Dodd-Frank.com

“Too Much Dynamite” Can Override Indemnification Limitations

By | August 16, 2021

Online Healthnow, Inc. et al v. CIP OCL Investments, LLC et al considers whether certain indemnification limits violate the public policy of the State of Delaware.

The opinion begins with the following passages:

In a scene from the classic film Butch Cassidy and the Sundance Kid, the scofflaw protagonists are frustrated in their attempts to gain entry into a cash-filled train car as they attempt to rob it. In his frustration, Butch resorts to a heavy dose of dynamite, apparently too heavy. On detonation, the entire train car, and its contents, are blown to bits. As the ash from incinerated currency rains down, Sundance turns to Butch and asks sarcastically, “Think you used enough dynamite there, Butch?”

The issue addressed in this opinion is whether, in the context of an acquisition agreement, Delaware courts should enforce broad contractual limitations on the right of contracting parties to bring post-closing claims that are so potent they effectively eviscerate all claims, including those that allege the contract itself is an instrument of fraud. In other words, can parties to a contract, by their agreement, detonate all bona fide contractual fraud claims (discovered or undiscovered) with the stroke of their pens at the closing table . . .

For reasons explained below, Defendants’ motion to dismiss must be denied. Under Delaware law, a party cannot invoke provisions of a contract it knew to be an instrument of fraud as a means to avoid a claim grounded in that very same contractual fraud. Stated more vividly, while contractual limitations on liability are effective when used in measured doses, the Court cannot sit idly by at the pleading stage while a party alleged to have lied in a contract uses that same contract to detonate the counter-party’s contractual fraud claim. That’s too much dynamite.

The case involved an acquisition.  Seller and its affiliates apparently discovered during the course of the auction that target’s computer systems did not properly account for state sales taxes due for sales.  Seller and its affiliates did not advise the ultimate buyer of this fact and buyer alleged the representation in the Stock Purchase Agreement were made with knowing falsity on behalf of the Seller and the other Defendants.

Defendants contended that the survival clause expressly provided that the representations and warranties terminated upon closing, and therefore any claim (including a fraud claim) arising from those reps and warranties was extinguished when the deal closed. Second, Defendants contend even if the Court found the limitations clause did not bar Plaintiffs’ fraud claim altogether, the SPA’s anti-reliance and non-recourse provisions work together to bar Plaintiffs’ fraud claim.

The Court ultimately held that based on the weight of authority, and Delaware’s public policy, the SPA’s survival clause cannot, and does not, defeat Plaintiffs’ contractual fraud claims. The Court noted that the clause served its purpose—there can be no post-closing claim for breach of a warranty that did not survive closing.
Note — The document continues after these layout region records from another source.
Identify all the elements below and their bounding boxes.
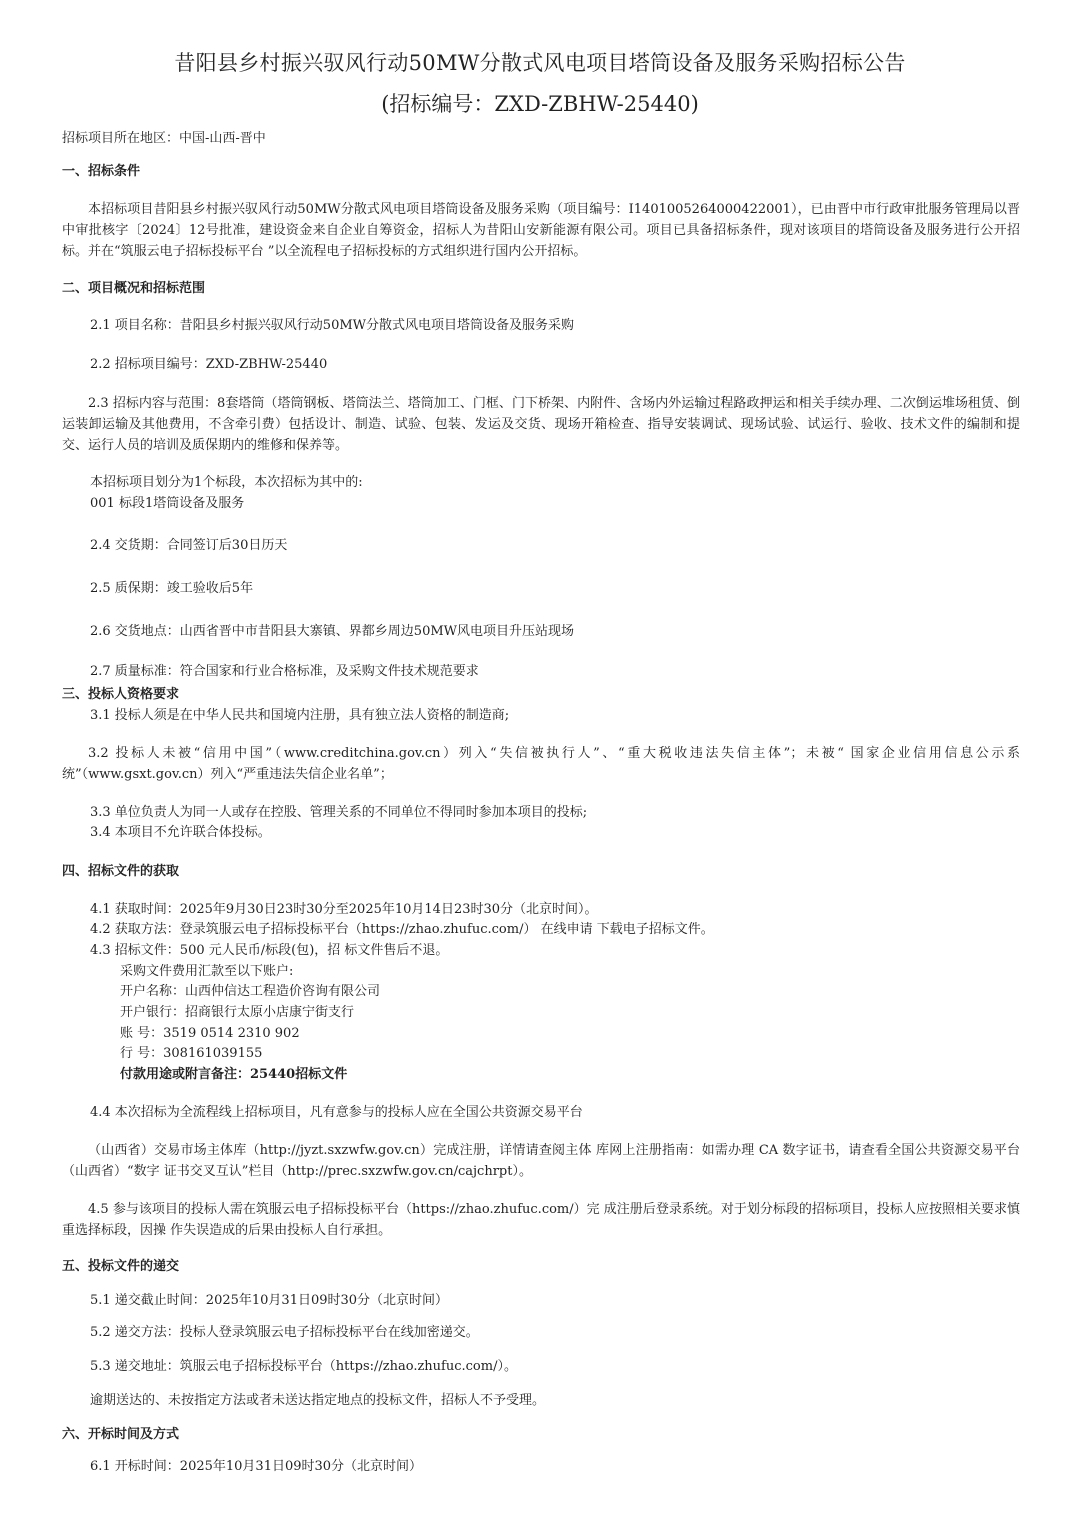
section-4-heading: 四、招标文件的获取 (62, 864, 180, 879)
section-1-heading: 一、招标条件 (62, 164, 141, 179)
account-number: 账 号：3519 0514 2310 902 (120, 1026, 300, 1041)
item-2-1: 2.1 项目名称：昔阳县乡村振兴驭风行动50MW分散式风电项目塔筒设备及服务采购 (90, 318, 575, 333)
section-6-heading: 六、开标时间及方式 (62, 1427, 180, 1442)
item-3-3: 3.3 单位负责人为同一人或存在控股、管理关系的不同单位不得同时参加本项目的投标; (90, 805, 588, 820)
item-5-2: 5.2 递交方法：投标人登录筑服云电子招标投标平台在线加密递交。 (90, 1325, 479, 1340)
item-6-1: 6.1 开标时间：2025年10月31日09时30分（北京时间） (90, 1459, 423, 1474)
item-2-7: 2.7 质量标准：符合国家和行业合格标准，及采购文件技术规范要求 (90, 664, 479, 679)
lots-intro: 本招标项目划分为1个标段，本次招标为其中的: (90, 475, 363, 490)
item-2-5: 2.5 质保期：竣工验收后5年 (90, 581, 254, 596)
account-intro: 采购文件费用汇款至以下账户: (120, 964, 294, 979)
item-5-3: 5.3 递交地址：筑服云电子招标投标平台（https://zhao.zhufuc.com/）。 (90, 1359, 517, 1374)
item-4-2: 4.2 获取方法：登录筑服云电子招标投标平台（https://zhao.zhufuc.com/） 在线申请 下载电子招标文件。 (90, 922, 714, 937)
account-bank: 开户银行：招商银行太原小店康宁街支行 (120, 1005, 355, 1020)
item-4-3: 4.3 招标文件：500 元人民币/标段(包)，招 标文件售后不退。 (90, 943, 449, 958)
bank-number: 行 号：308161039155 (120, 1046, 263, 1061)
document-subtitle: (招标编号：ZXD-ZBHW-25440) (381, 92, 699, 116)
item-4-1: 4.1 获取时间：2025年9月30日23时30分至2025年10月14日23时30分（北京时间）。 (90, 902, 598, 917)
item-4-4-continued: （山西省）交易市场主体库（http://jyzt.sxzwfw.gov.cn）完成注册，详情请查阅主体 库网上注册指南：如需办理 CA 数字证书，请查看全国公共资源交易平台（山西省）“数字 证书交叉互认”栏目（http://prec.sxzwfw.gov.cn/cajchrpt）。 (62, 1143, 1020, 1179)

But the Sellers cannot invoke a clause in a contract allegedly procured by fraud to eviscerate a claim that the contract itself is an instrument of fraud.

Defendants also contended that CIP Capital, which controlled the Seller, and the other Defendants could not be held liable for Seller’s contractual representations under the SPA’s non-recourse and anti-reliance clauses. Plaintiffs responded that it expressly relied on the allegedly fraudulent misrepresentations made by Seller, and the Seminal Delaware case ABRY Partners does not permit CIP Capital to take cover behind a non-recourse provision if it knowingly participated in the alleged contractual fraud.

The Court followed the holding in ABRY Partners which noted “that the public policy of this State will not permit the Seller to insulate itself from [liability or] the possibility that the sale would be rescinded if the Buyer can show . . . that the Seller knew that the Company’s contractual representations and warranties were false.” Because Plaintiff had well pled that CIP Capital did, in fact, know of and facilitate the fraudulent misrepresentations in the SPA through its participation in the sale, the Court held CIP Capital cannot invoke the non-recourse provision to avoid liability under ABRY Partners and its progeny.